Me? I could invite the whole British Army to a Come Dine With Me evening!
My intentions are always honorable. I pop to the supermarket carrying the shortest of lists - fresh fruit and vegetables, some croissants, a French stick and half a dozen eggs - and invariably emerge an hour later clutching several large holdalls.
Wales' introduction of the carrier bag charge in October 2011 has just made things worse. Forget those flimsy, useless carrier bags that disintegrated halfway down the garden path. Now we all have wonderfully sturdy, cavernous shopping bags in the car boot, it's much less hassle to transport large amounts of shopping from car to house.
Summer 2012 wasn't great for camping |
The summer of 2012 is best forgotten. The BBC's Science/Environment section claims April and June were the wettest since monthly records began and the period April-to-June 2012 was the wettest spring ever.
As you can imagine, we didn't get an awful lot of camping done despite completing Harri's Day Walks in the Brecon Beacons for Vertebrate Publishing. No campfire, no burning desire to eat salty, dried, convenience food. Most of it remains uneaten and under the bed.

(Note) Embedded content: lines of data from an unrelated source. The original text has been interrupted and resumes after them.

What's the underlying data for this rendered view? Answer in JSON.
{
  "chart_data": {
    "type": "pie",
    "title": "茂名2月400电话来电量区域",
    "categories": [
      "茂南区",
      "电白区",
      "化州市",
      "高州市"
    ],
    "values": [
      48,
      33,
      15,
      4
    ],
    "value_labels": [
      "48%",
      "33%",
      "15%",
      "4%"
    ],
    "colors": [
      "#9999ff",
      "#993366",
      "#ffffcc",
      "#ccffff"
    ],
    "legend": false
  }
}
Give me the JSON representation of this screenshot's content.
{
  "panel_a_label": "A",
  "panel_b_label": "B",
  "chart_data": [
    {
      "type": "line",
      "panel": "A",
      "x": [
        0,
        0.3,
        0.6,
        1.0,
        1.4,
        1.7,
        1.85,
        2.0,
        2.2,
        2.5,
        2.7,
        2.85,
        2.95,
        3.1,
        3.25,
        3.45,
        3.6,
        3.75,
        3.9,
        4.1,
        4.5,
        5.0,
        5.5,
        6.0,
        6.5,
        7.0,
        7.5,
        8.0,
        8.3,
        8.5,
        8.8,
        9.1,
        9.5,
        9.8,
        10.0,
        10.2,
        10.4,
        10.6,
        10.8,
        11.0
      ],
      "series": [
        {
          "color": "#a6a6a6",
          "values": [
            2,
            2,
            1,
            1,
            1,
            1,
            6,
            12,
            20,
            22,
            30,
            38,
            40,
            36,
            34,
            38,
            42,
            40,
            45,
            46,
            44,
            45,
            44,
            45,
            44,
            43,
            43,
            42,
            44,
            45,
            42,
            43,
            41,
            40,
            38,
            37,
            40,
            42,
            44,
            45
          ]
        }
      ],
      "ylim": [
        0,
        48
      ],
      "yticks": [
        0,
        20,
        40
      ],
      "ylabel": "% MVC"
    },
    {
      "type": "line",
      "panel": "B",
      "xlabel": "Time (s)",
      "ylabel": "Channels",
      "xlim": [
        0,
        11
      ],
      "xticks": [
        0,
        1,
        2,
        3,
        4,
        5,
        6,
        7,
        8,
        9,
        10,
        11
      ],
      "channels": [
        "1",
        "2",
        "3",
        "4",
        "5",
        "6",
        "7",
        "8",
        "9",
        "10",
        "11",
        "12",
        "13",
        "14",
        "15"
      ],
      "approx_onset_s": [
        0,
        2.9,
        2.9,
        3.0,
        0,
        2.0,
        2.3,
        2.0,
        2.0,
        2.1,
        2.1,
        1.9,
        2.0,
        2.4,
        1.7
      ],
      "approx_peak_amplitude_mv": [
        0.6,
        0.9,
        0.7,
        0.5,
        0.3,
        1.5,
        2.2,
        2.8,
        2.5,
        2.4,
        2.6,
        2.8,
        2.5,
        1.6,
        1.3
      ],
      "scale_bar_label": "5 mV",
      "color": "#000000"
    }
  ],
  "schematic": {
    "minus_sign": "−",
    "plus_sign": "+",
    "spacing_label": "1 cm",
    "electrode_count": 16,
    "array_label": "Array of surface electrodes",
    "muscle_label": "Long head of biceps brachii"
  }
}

So I've decided it's got to stop. It's time to rebrand. The Walker's Wife is a cuddly hamster no more. It's time to transform into a sleek and majestic jaguar, planning no further ahead than the next mouth-watering meal.
Please tell me it's normal to keep noodles in the study |
My daughter reckons we've got enough food in this house to last for three months... well,, not for much longer!
'One should to eat to live, not live to eat'. While I mostly agree with the sentiments I would argue that it is even more immoral not to enjoy food while there are people starving in the world.